Year A – 21st Sunday in Ordinary Time

year-a-21st-sunday-in-ordinary-time-1-2
Strange Gods

[Isa.22:19-23; Rom.11:33-36; Mt.16:13-19]

Do you remember the First Commandment? That’s the one which says, ‘You shall have no other gods before me’.

It tells us that God should always come first in our lives. Why? It’s because we owe our lives to Him. We all come from God, and right now we’re all on our way back towards God.

But many people forget this, or they choose to ignore it because they think the Ten Commandments are much too restrictive for our modern world.

GK Chesterton thought differently. He saw in the Ten Commandments not a world full of no, but of yes, and he argued for their beauty. ‘The curtness of the Ten Commandments is evidence,’ he wrote, ‘not of the gloom and narrowness of a religion, but… of its liberality and humanity because most things are permitted.’

In her book Strange Gods, Elizabeth Scalia writes: ‘We are so conditioned to think of religion as a bunch of rules that Chesterton’s words almost seem absurd. (But the truth is that) there’s nothing wider than God’s mercy or deeper than His love, if we agree to bend to Him rather than towards our own inclinations.’ [i]

So, who or what do you bend to in your life?

Sadly, most people barely give God a thought. They prefer the false gods of money, power, politics, pleasure and even themselves.

But ‘when we’re obsessed with ourselves,’ Scalia writes, ‘all our feelings, desires and thoughts become like gods to us. They lead us down a long winding path that seems to take us somewhere, but really they only take us down into the dungeon of ourselves. [ii]

In today’s Gospel, Jesus and his disciples are in Caesarea Philippi, near a very large cave at the foot of Mount Hermon. In ancient times this cave was considered the gateway to the dark underworld of Hades. It had a shrine where the Greeks used nasty rituals to worship Pan, the half-goat, half-man god of animals, nature and fright (hence the word ‘panic’).  

Nearby was a temple where the Romans worshipped Emperor Augustus.

Jesus has been with his disciples for perhaps two years now, but He wonders if they really know him. So, in the shadow of these false gods He asks them, ‘Who do people say the Son of Man is?’

They answer: ‘John the Baptist, Elijah, Jeremiah or one of the prophets.’

Then He asks, ‘But who do you say that I am?’ Peter replies, ‘You are the Christ, the Son of the living God.’

Jesus is delighted by this answer. But He knows that Peter’s faith hasn’t come from Him alone, so He makes the point that it’s a gift from God. Indeed, faith always starts with God, not with us. It begins with God opening himself up to us and inviting us to share in His divine life.

But invitations are either accepted or rejected, so today we must decide for ourselves: do we choose a life of faith? Do we accept Jesus as the Son of God?
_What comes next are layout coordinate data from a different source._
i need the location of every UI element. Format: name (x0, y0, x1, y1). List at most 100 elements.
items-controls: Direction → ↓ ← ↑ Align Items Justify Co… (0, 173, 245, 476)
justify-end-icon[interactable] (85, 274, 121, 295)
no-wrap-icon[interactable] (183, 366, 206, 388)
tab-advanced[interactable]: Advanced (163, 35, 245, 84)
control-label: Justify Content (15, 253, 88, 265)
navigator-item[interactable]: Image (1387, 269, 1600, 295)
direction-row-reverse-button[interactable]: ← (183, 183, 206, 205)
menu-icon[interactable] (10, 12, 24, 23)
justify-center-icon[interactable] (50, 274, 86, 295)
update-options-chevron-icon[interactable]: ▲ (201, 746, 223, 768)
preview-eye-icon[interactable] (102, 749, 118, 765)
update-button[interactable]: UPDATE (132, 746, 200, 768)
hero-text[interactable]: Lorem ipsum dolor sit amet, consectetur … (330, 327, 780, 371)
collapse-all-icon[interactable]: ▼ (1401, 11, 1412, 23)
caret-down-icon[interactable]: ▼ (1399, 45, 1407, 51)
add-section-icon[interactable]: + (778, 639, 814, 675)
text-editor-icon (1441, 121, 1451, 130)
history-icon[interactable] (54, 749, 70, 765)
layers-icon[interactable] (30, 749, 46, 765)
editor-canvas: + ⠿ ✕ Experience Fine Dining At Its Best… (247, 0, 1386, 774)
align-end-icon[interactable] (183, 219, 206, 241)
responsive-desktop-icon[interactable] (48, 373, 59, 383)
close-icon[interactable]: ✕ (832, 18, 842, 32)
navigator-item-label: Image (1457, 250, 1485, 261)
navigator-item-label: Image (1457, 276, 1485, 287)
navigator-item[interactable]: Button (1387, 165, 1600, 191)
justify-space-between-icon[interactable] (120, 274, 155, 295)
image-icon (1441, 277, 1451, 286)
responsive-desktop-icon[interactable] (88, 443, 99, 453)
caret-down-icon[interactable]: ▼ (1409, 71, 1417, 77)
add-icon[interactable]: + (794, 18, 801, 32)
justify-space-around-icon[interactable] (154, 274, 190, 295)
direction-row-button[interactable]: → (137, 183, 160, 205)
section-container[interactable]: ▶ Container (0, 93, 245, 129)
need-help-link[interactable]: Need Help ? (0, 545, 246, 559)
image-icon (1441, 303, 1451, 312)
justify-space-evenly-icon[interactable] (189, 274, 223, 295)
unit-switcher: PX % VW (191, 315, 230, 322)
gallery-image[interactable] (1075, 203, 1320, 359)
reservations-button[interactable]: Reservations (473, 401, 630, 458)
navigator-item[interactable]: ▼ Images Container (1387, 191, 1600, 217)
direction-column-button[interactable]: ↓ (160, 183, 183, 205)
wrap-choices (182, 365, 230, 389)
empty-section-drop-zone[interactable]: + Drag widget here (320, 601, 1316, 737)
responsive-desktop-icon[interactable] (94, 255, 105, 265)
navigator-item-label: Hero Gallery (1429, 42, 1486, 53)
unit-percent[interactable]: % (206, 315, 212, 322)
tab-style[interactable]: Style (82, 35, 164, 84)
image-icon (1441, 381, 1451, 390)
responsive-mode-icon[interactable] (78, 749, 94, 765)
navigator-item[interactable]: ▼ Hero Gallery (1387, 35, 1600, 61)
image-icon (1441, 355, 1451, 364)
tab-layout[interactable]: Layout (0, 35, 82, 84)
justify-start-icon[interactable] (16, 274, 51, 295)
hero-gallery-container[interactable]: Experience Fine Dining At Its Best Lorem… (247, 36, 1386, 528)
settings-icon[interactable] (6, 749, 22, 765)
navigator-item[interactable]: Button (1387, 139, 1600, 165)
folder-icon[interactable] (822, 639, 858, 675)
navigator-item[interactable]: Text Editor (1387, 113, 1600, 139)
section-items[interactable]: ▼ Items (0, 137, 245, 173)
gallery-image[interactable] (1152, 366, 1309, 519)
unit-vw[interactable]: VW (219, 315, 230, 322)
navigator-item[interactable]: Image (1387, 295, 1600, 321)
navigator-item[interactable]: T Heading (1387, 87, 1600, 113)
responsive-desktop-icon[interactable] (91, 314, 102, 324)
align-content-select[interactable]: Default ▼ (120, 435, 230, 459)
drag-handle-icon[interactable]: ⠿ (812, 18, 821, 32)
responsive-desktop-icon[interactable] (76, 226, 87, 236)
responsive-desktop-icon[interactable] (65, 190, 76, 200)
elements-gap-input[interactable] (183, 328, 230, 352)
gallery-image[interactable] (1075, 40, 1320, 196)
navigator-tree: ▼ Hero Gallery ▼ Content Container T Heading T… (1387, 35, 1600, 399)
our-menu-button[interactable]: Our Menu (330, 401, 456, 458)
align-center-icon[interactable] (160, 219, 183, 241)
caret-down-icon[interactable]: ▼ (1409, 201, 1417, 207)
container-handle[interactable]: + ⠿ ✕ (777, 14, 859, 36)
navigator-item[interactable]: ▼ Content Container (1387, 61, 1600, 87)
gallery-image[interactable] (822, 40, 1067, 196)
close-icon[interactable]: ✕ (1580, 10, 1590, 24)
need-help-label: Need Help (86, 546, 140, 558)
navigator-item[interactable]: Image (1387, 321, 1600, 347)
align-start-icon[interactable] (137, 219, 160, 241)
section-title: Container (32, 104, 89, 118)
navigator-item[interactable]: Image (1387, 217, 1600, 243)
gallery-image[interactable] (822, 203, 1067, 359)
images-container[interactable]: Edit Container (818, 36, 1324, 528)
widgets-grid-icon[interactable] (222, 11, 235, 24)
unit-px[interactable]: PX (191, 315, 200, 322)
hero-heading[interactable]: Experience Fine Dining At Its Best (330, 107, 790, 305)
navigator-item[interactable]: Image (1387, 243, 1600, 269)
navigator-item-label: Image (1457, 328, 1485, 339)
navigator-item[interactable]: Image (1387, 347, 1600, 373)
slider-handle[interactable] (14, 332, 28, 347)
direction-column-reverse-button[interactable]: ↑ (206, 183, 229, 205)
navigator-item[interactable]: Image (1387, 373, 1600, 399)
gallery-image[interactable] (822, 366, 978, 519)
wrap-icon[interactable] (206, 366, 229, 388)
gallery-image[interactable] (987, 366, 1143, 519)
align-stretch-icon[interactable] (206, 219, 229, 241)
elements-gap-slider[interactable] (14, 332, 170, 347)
In his book Mere Christianity, CS Lewis says that it would be wrong for anyone to say that they accept Jesus as a great moral teacher, but not as God himself.

‘That’s the one thing we must not say,’ he says, ‘because a man who was merely a man and said the sort of things Jesus said would not be a great moral teacher.’ Rather, ‘he would either be a lunatic – (like) the man who says he is a poached egg – or else he would be the Devil of Hell. You must make your choice. Either this man was, and is, the Son of God: or else a madman or something worse.’

‘You can shut Him up for a fool, you can spit at Him and kill Him as a demon; or you can fall at His feet and call him Lord and God. But let’s not come with any patronising nonsense about His being a great human teacher. He has not left that open to us. He did not intend to.’ [iii]

When Jesus asked his disciples, ‘Who do you say that I am?’ they were surrounded by the false gods of ancient times.

Today, surrounded by the false gods of our own time, Jesus is asking us the very same question.

Who is Jesus to you?  

How you answer that will shape the way you live your life, both today and tomorrow.

It will also determine how you spend your eternity. 


[i] Scalia, E. Strange Gods: Unmasking the Idols in Everyday Life. Notre Dame, Indiana: Ave Maria Press. 2013:118.

[ii] Op cit. p.23.

[iii] Lewis, C.S. Mere Christianity. Fontana Books, London, 1969:52-53.